When the sensor is touched, it registers a change in its electrical resistance a small change corresponds to a light touch, and harder touch creates a larger change in resistance.
The robot hand fitted with the electronic skin (Credit: University of Glasgow)
This input is designed to mimic the way sensory neurons work in the human body.
In earlier generations of electronic skin, that input data would be sent to a computer to be processed. Instead, a circuit built into the skin acts as an artificial synapse, reducing the input down into a simple spike of voltage whose frequency varies according to the level of pressure applied to the skin, speeding up the process of reaction.
The team used the varying output of that voltage spike to teach the skin appropriate responses to simulated pain, which would trigger the robot hand to react.
By setting a threshold of input voltage to cause a reaction, the team could make the robot hand recoil from a sharp jab in the centre of its palm.

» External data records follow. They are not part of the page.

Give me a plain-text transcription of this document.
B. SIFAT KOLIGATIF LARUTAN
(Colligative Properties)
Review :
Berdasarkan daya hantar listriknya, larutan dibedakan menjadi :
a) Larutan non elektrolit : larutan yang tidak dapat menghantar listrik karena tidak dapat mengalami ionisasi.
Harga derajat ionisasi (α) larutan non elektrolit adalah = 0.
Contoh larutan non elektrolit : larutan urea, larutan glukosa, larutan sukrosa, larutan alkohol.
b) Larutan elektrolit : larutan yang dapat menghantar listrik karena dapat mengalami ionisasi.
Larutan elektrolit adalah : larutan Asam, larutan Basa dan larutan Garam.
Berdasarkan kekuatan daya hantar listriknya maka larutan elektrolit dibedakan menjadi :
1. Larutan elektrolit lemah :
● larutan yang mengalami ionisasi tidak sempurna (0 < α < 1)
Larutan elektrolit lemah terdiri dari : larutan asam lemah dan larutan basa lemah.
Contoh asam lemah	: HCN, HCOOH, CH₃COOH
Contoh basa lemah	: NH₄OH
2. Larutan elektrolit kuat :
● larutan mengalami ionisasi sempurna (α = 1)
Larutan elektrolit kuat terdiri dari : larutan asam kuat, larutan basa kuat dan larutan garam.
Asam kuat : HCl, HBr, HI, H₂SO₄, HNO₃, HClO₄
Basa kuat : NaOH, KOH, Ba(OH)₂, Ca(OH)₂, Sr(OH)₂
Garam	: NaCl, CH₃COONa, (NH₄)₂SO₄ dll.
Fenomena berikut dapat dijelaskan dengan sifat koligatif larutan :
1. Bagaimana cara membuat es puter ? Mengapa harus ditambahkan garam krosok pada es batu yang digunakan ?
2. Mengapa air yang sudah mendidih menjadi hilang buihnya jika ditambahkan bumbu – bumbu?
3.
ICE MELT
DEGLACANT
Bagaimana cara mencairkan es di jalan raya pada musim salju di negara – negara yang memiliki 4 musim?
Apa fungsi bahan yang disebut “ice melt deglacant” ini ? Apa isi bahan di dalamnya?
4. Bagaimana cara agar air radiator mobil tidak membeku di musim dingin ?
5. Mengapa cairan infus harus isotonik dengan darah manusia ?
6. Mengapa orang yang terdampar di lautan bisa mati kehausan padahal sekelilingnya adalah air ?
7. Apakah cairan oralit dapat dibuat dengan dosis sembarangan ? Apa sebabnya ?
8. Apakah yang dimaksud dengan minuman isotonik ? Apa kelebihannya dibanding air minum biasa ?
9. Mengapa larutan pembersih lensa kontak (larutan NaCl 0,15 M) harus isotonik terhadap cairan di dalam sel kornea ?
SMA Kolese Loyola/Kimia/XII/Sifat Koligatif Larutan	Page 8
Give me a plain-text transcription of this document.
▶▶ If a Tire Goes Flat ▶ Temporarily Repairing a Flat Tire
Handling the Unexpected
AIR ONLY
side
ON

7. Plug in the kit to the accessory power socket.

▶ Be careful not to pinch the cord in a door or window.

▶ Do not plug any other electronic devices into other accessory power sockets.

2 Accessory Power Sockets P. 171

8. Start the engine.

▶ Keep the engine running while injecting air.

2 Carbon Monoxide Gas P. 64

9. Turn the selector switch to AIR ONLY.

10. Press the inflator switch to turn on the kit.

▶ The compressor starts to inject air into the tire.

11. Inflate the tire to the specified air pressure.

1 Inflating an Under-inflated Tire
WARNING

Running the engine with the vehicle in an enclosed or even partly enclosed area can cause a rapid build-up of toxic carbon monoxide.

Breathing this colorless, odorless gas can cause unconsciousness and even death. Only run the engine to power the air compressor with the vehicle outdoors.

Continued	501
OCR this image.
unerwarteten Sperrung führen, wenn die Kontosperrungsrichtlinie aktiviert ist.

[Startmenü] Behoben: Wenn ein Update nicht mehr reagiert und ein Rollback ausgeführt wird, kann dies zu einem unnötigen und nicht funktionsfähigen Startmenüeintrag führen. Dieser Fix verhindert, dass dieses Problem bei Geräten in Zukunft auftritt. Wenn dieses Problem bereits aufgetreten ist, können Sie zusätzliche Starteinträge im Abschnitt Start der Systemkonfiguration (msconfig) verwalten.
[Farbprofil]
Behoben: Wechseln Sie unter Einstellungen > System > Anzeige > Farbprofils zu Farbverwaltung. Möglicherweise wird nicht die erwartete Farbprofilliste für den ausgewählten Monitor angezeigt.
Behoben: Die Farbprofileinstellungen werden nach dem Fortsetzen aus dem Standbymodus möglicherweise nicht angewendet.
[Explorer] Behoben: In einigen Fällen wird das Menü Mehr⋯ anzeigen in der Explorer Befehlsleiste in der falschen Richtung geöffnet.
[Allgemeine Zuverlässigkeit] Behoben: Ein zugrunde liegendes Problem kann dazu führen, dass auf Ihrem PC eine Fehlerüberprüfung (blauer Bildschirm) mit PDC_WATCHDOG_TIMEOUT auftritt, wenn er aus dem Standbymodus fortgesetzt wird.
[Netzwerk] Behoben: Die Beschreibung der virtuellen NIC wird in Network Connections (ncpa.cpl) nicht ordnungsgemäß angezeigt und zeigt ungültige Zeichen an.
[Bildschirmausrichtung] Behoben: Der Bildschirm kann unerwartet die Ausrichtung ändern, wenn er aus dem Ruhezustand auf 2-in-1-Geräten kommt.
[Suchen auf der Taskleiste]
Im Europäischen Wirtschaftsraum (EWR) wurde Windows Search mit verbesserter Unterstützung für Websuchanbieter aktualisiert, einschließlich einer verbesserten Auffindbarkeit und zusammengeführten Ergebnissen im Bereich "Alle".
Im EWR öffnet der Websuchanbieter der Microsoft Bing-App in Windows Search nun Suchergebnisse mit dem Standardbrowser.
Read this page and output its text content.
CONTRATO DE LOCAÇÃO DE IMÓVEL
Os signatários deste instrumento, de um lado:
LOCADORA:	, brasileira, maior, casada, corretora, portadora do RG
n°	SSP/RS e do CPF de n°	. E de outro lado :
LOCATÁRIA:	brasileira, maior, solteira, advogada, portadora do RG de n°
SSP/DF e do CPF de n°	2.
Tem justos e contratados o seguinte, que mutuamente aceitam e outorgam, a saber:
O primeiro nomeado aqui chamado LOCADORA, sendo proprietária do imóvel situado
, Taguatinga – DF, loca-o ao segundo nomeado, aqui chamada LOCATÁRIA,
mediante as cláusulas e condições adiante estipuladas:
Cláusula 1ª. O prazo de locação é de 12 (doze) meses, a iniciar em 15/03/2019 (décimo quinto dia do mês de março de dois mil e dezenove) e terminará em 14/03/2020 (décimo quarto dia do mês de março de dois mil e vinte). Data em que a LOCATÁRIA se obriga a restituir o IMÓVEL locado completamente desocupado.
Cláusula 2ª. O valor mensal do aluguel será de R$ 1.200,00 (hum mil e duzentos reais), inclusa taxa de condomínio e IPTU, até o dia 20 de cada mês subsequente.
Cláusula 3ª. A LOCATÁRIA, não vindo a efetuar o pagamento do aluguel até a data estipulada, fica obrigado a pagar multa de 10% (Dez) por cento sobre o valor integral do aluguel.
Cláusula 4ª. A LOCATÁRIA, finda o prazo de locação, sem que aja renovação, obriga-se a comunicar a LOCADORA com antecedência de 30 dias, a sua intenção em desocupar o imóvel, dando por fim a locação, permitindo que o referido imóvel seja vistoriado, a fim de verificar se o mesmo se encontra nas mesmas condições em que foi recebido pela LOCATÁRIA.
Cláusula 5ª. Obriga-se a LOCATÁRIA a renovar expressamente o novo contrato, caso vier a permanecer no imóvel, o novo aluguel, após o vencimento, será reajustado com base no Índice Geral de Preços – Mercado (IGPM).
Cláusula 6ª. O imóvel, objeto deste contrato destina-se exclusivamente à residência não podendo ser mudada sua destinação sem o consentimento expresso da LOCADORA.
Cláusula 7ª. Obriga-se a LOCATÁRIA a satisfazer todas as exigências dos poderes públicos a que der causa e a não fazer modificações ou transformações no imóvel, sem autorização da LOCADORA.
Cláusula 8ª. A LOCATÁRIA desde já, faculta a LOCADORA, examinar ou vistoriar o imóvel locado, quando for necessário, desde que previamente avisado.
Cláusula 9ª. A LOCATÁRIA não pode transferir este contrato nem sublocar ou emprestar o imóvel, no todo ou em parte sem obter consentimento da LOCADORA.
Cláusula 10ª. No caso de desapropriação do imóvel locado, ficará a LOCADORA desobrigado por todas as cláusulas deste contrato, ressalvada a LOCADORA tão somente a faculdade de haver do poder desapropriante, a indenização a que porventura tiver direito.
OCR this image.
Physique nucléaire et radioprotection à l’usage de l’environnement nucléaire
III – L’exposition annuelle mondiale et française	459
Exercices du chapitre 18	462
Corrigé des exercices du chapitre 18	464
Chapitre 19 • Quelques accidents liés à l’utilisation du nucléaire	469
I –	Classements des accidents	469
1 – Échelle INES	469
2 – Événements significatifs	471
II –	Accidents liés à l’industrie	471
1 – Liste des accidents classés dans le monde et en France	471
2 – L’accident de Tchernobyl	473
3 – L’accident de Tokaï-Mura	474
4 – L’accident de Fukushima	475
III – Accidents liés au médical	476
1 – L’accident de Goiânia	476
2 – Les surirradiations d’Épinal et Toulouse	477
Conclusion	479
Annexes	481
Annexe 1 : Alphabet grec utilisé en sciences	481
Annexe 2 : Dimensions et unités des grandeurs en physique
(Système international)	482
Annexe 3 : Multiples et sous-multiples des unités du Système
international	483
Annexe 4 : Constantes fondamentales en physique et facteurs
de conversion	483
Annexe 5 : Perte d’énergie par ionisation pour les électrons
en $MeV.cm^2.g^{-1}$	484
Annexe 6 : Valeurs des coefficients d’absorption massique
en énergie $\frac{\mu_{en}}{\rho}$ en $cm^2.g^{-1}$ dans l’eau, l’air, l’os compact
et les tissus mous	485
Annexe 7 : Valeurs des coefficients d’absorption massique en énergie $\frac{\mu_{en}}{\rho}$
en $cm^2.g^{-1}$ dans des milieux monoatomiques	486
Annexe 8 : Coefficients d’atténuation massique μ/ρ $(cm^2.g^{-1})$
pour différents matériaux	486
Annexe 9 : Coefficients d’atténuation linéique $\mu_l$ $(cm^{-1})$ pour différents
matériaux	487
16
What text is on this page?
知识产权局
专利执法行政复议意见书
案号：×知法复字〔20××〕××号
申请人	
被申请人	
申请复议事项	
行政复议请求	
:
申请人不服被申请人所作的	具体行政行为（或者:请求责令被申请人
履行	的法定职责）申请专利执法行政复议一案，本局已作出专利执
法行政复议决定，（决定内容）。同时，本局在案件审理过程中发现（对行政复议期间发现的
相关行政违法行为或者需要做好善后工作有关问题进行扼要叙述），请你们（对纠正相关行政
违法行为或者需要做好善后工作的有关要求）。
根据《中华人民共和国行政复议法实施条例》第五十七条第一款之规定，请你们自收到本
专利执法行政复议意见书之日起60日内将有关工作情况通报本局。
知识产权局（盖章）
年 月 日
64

In other words, it learned to move away from a source of simulated discomfort through a process of onboard information processing that mimics how the human nervous system works.
The development of the electronic skin is the latest breakthrough in flexible, stretchable printed surfaces from the University of Glasgows Bendable Electronics and Sensing Technologies (BEST) Group, led by Professor Ravinder Dahiya.
Professor Dahiya, of the Universitys James Watt School of Engineering, said: We all learn early on in our lives to respond appropriately to unexpected stimuli like pain in order to prevent us from hurting ourselves again.
Of course, the development of this new form of electronic skin didnt really involve inflicting pain as we know it its simply a shorthand way to explain the process of learning from external stimulus.
What weve been able to create through this process is an electronic skin capable of distributed learning at the hardware level, which doesnt need to send messages back and forth to a central processor before taking action.
Instead, it greatly accelerates the process of responding to touch by cutting down the amount of computation required.
We believe that this is a real step forward in our work towards creating large-scale neuromorphic printed electronic skin capable of responding appropriately to stimuli.
In the future, this research could be the basis for a more advanced electronic skin which enables robots capable of exploring and interacting with the world in new ways. (Credit: University of Glasgow)
Fengyuan Liu, a member of the BEST group and a co-author of the paper, added: In the future, this research could be the basis for a more advanced electronic skin which enables robots capable of exploring and interacting with the world in new ways, or building prosthetic limbs which are capable of near-human levels of touch sensitivity.
The teams paper, titled Printed Synaptic Transistors based Electronic Skin for Robots to Feel and Learn, is published in Science Robotics.
The research was supported by funding from the Engineering and Physical Sciences Research Council (EPSRC).